Kanlı örgütün tek felsefesi: ŞİDDET
Önceki gün İstanbul Çağlayan Adliyesi’nde Savcı Mehmet Selim Kiraz’ı şehit eden, dün de İstanbul Emniyet Müdürlüğü’ne saldırı düzenleyen DHKP-C terör örgütü yeniden gündemde. Peki örgüt nasıl doğdu, dünü bu günü... Tüm yönleriyle DHKP-C gerçeği...

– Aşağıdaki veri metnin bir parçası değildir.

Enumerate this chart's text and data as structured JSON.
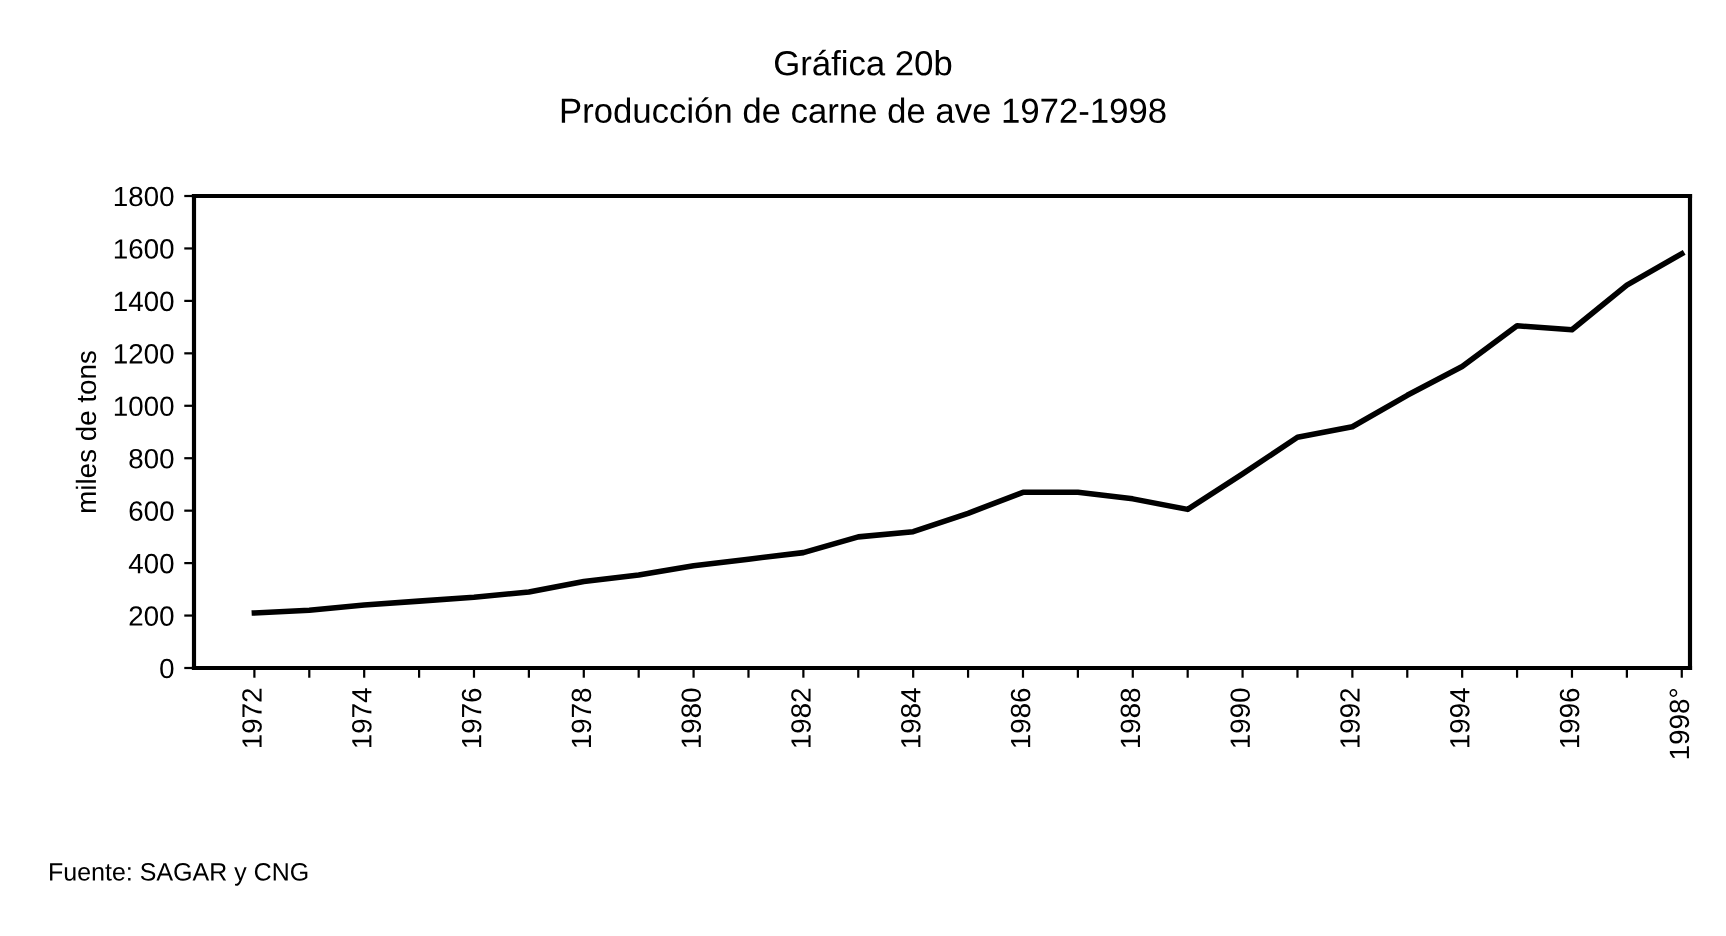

Kurucusu Dursun Karataş’ın hayatını kaybetmesinden sonra dağılma noktasına gelen DHKP-C’nin tarihi kanlı suikastlerle dolu. Nihat Erim (Türkiye Cumhuriyeti tarihinde öldürülen tek başbakan), Gümrük ve Tekel Bakanı Gün Sazak, Sakıp Sabancı’nın kardeşi Özdemir Sabancı…
Tüm bu suikastlerin arkasında DHKP-C vardı.
DHKP-C’NİN KÖKENLERİ MAHİR ÇAYAN’A DAYANIYOR
1970’de Mahir Çayan’ın öncülüğünde kurulan Türkiye Halk Kurtuluş Partisi-Cephesi (THKP-C), Türkiye’de örgütlü ve sistemli olarak hareket eden ve şiddeti esas alan temel yapı görünümdeydi. Çayan ve arkadaşlarının kurduğu bu yapı; örgütlenme, hiyerarşi ve eylem stratejilerinde Latin Amerika ülkelerindeki sol-devrimci örgütlenmeleri örnek almıştır.
THKP-C ve türevlerinin hedefi, devlet sisteminin ortadan kaldırarak, yerine işçi sınıfının önderliğinde Marksist-Leninist bir yapı kurmaktı.
Bu bakış açısı dönemin Kürtçü-Sol gruplarında da hissediliyor, o dönemde Ankara Siyasal Bilgiler Fakültesi olan Abdullah Öcalan da Çayan’ın konuşmalarından ve THKP-C’nin faaliyetlerinden etkileniyordu.
Devrimin şehirlerde başlayıp daha sonrasında kırsal kesime yayılacağını savunan THKP-C kendisinden sonra gelen birçok sol terör grubuna yakından etkilemiştir, tıpkı DHKP-C gibi…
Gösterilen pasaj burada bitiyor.